Workplace pensions are, in fact, deferred wages. They’re a forced savings plan that permits, or should permit, retired Canadians to live decently. A defined benefits plan (DBP)—what our members presently have—is a contract: in return for making regular contributions, a set retirement income, with indexing for inflation, is guaranteed.

Enter Kevin Sorenson, minister of state for finance. He has a brand-new scheme in hand, and he wants to sell it to employers in federally-regulated industries and Crown Corporations. He calls it a “shared risk plan,” but it’s no such thing. It’s just shifting risk onto employees and pensioners.

This idea was first put into practice in New Brunswick in 2012, when the provincial government repealed its Public Service Superannuation Act and replaced it with An Act Respecting Pensions under the Public Service Superannuation Act. Overnight, a guaranteed retirement income was turned into a maybe-yes-maybe-no one—and this legislation was made retroactive, affecting current retirees who thought they could look forward to a stable and secure retirement income.

Now Quebec has jumped on the rollback bandwagon as well, promising to give municipalities the power to shift to a risk-shifting plan by Christmas.
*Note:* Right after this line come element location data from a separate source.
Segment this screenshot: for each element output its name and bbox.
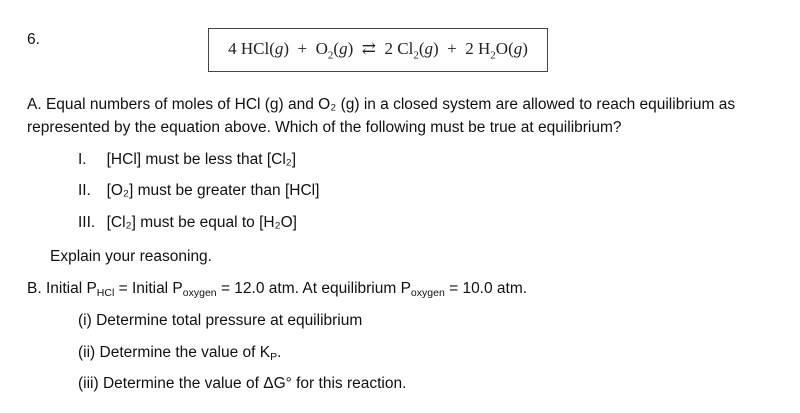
statement-1: I. [HCl] must be less that [Cl₂] bbox=[78, 151, 297, 168]
equation-box bbox=[208, 28, 548, 72]
part-b-item-3: (iii) Determine the value of ΔG° for this reaction. bbox=[78, 375, 407, 392]
question-number: 6. bbox=[27, 31, 40, 48]
explain-prompt: Explain your reasoning. bbox=[50, 248, 212, 265]
part-b-line: B. Initial PHCl = Initial Poxygen = 12.0 atm. At equilibrium Poxygen = 10.0 atm. bbox=[27, 280, 528, 299]
part-a-line-1: A. Equal numbers of moles of HCl (g) and O₂ (g) in a closed system are allowed to reach equilibrium as bbox=[27, 96, 736, 113]
part-b-item-1: (i) Determine total pressure at equilibrium bbox=[78, 312, 363, 329]
part-a-line-2: represented by the equation above. Which of the following must be true at equilibrium? bbox=[27, 119, 622, 136]
statement-3: III. [Cl₂] must be equal to [H₂O] bbox=[78, 214, 297, 231]
equation: 4 $HCl(g) + O_2(g)$ ⇄ 2 $Cl_2(g) + 2$ $H_2O(g)$ bbox=[228, 38, 528, 62]
equilibrium-arrow: ⇄ bbox=[361, 38, 376, 58]
statement-2: II. [O₂] must be greater than [HCl] bbox=[78, 182, 320, 199]
part-b-item-2: (ii) Determine the value of KP. bbox=[78, 344, 282, 363]
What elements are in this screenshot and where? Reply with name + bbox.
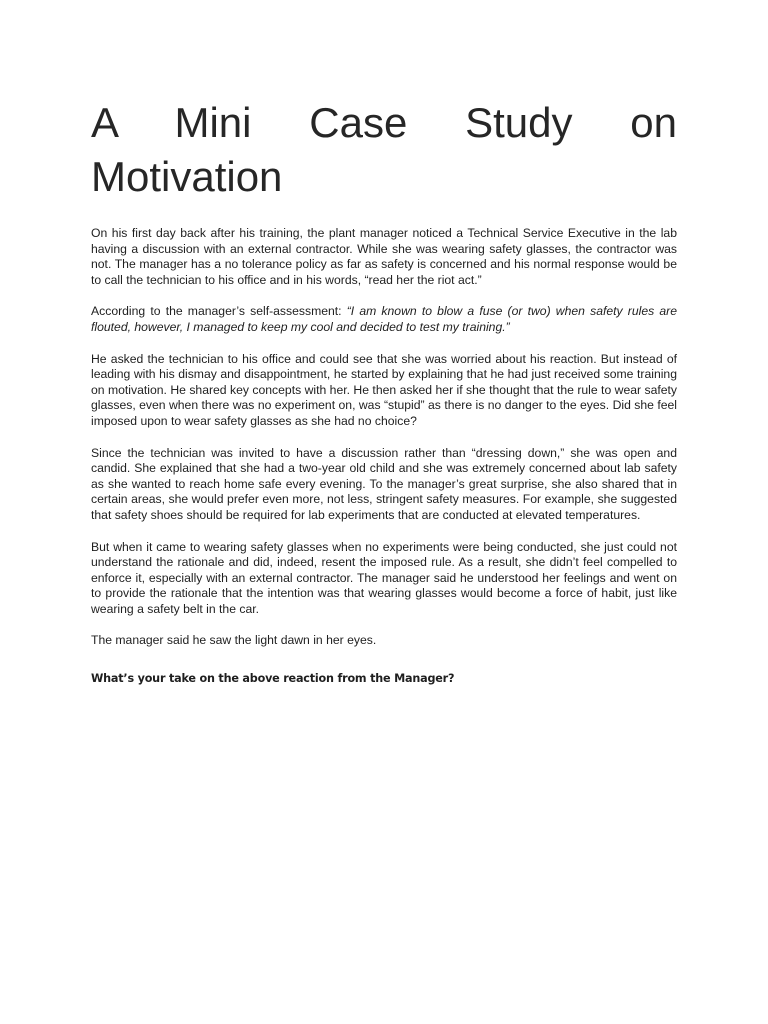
title-line-2: Motivation bbox=[91, 153, 283, 200]
discussion-question: What’s your take on the above reaction from the Manager? bbox=[91, 672, 455, 686]
title-line-1: A Mini Case Study on bbox=[91, 99, 677, 146]
paragraph-2 bbox=[91, 304, 677, 335]
manager-quote: “I am known to blow a fuse (or two) when safety rules are flouted, however, I managed to keep my cool and decided to test my training.” bbox=[91, 304, 677, 334]
paragraph-2-lead: According to the manager’s self-assessment: bbox=[91, 304, 347, 319]
paragraph-1: On his first day back after his training, the plant manager noticed a Technical Service Executive in the lab having a discussion with an external contractor. While she was wearing safety glasses, the contractor was not. The manager has a no tolerance policy as far as safety is concerned and his normal response would be to call the technician to his office and in his words, “read her the riot act.” bbox=[91, 226, 677, 287]
document-body bbox=[91, 96, 677, 686]
paragraph-6: The manager said he saw the light dawn in her eyes. bbox=[91, 633, 377, 648]
paragraph-5: But when it came to wearing safety glasses when no experiments were being conducted, she just could not understand the rationale and did, indeed, resent the imposed rule. As a result, she didn’t feel compelled to enforce it, especially with an external contractor. The manager said he understood her feelings and went on to provide the rationale that the intention was that wearing glasses would become a force of habit, just like wearing a safety belt in the car. bbox=[91, 539, 677, 616]
paragraph-4: Since the technician was invited to have a discussion rather than “dressing down,” she was open and candid. She explained that she had a two-year old child and she was extremely concerned about lab safety as she wanted to reach home safe every evening. To the manager’s great surprise, she also shared that in certain areas, she would prefer even more, not less, stringent safety measures. For example, she suggested that safety shoes should be required for lab experiments that are conducted at elevated temperatures. bbox=[91, 445, 677, 522]
page-title bbox=[91, 96, 677, 204]
paragraph-3: He asked the technician to his office and could see that she was worried about his reaction. But instead of leading with his dismay and disappointment, he started by explaining that he had just received some training on motivation. He shared key concepts with her. He then asked her if she thought that the rule to wear safety glasses, even when there was no experiment on, was “stupid” as there is no danger to the eyes. Did she feel imposed upon to wear safety glasses as she had no choice? bbox=[91, 351, 677, 428]
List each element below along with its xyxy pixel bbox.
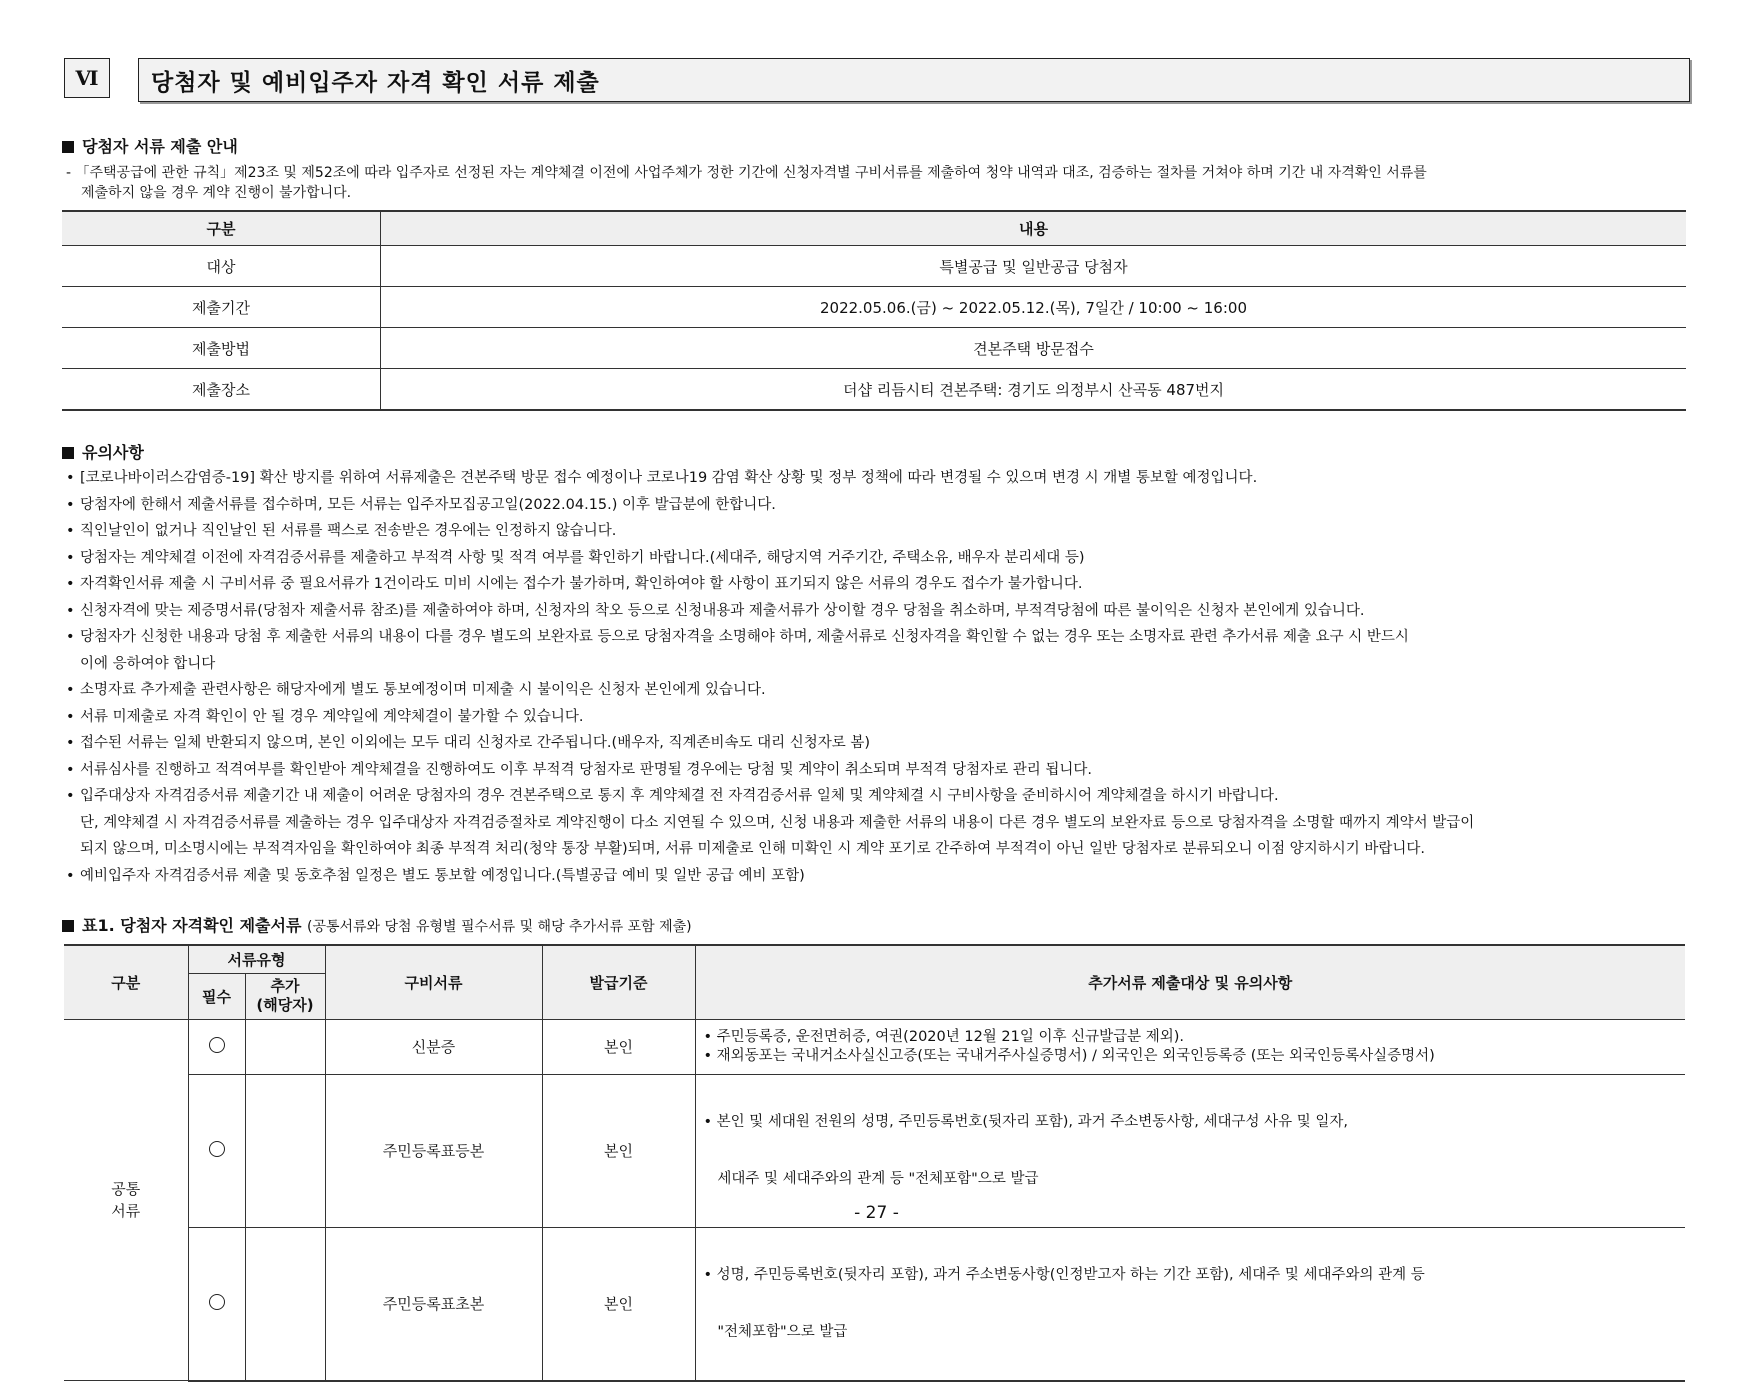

Needless to say, protests are already building.

The rollback people are using the 2008 recession as an excuse to go after employees and pensioners—the defined benefit plans just aren’t affordable any more, they wail. But that’s not the case now that the economic recovery is proceeding. Air Canada’s defined benefits plan, for example, had a shortfall of $3.7 billion last year, but has now eliminated it entirely. 40% of pension plans in the Mercer Pension Health Index were fully funded by the beginning of this year—up from a mere 6% in 2013. A report issued by pension consulting firm Aon Hewitt indicates that the average DBP is now 95.4% funded, compared to 74% last year. Even more telling, 36% of pension plans are now in a surplus position, as opposed to 3% of them only a year ago.

Crisis? What crisis?

But any excuse will do. Eroding pension plans by shifting risk onto vulnerable employees and retirees with limited ability to absorb income cuts is quite in keeping with the Harper government’s determination to lower the boom on public sector workers and improve the profitability of their corporate friends in the private sector. Instead of showing leadership by improving retirement income security for all Canadians, it wants to “level down,” threatening young workers and seniors across the country.

This is not the way to go, obviously. The Canadian Labour Congress has for some time been calling for an increase in the Canada Pension Plan/Quebec Pension Plan, which the Harper government is strongly resisting and has successfully blocked up to now.

An emergency resolution from the PSAC at the recent CLC convention, calling for pressure on all levels of government to prevent the introduction of Target Benefit Plans, was warmly supported by the delegates, and with the CLC’s new leadership, real action on this front can be expected. The Harper government wants “consultation” on the matter, and is about to get an earful, I suspect. Closer to home, Minister Tony Clement says he has no plans to convert the pension plan of federal government workers anytime soon. But we should take this with the usual fist-sized grain of salt: Clement, I suspect, has his hands full already, trying to grab our sick leave in this round of collective bargaining, and he doesn’t want to open up another front in his on-going war with the unions.

Next year, who knows? Sorenson’s trial balloon has barely been launched at this point. But forewarned is forearmed: we’d better prepare for the worst, because sooner or later under the present government the worst always seems to arrive.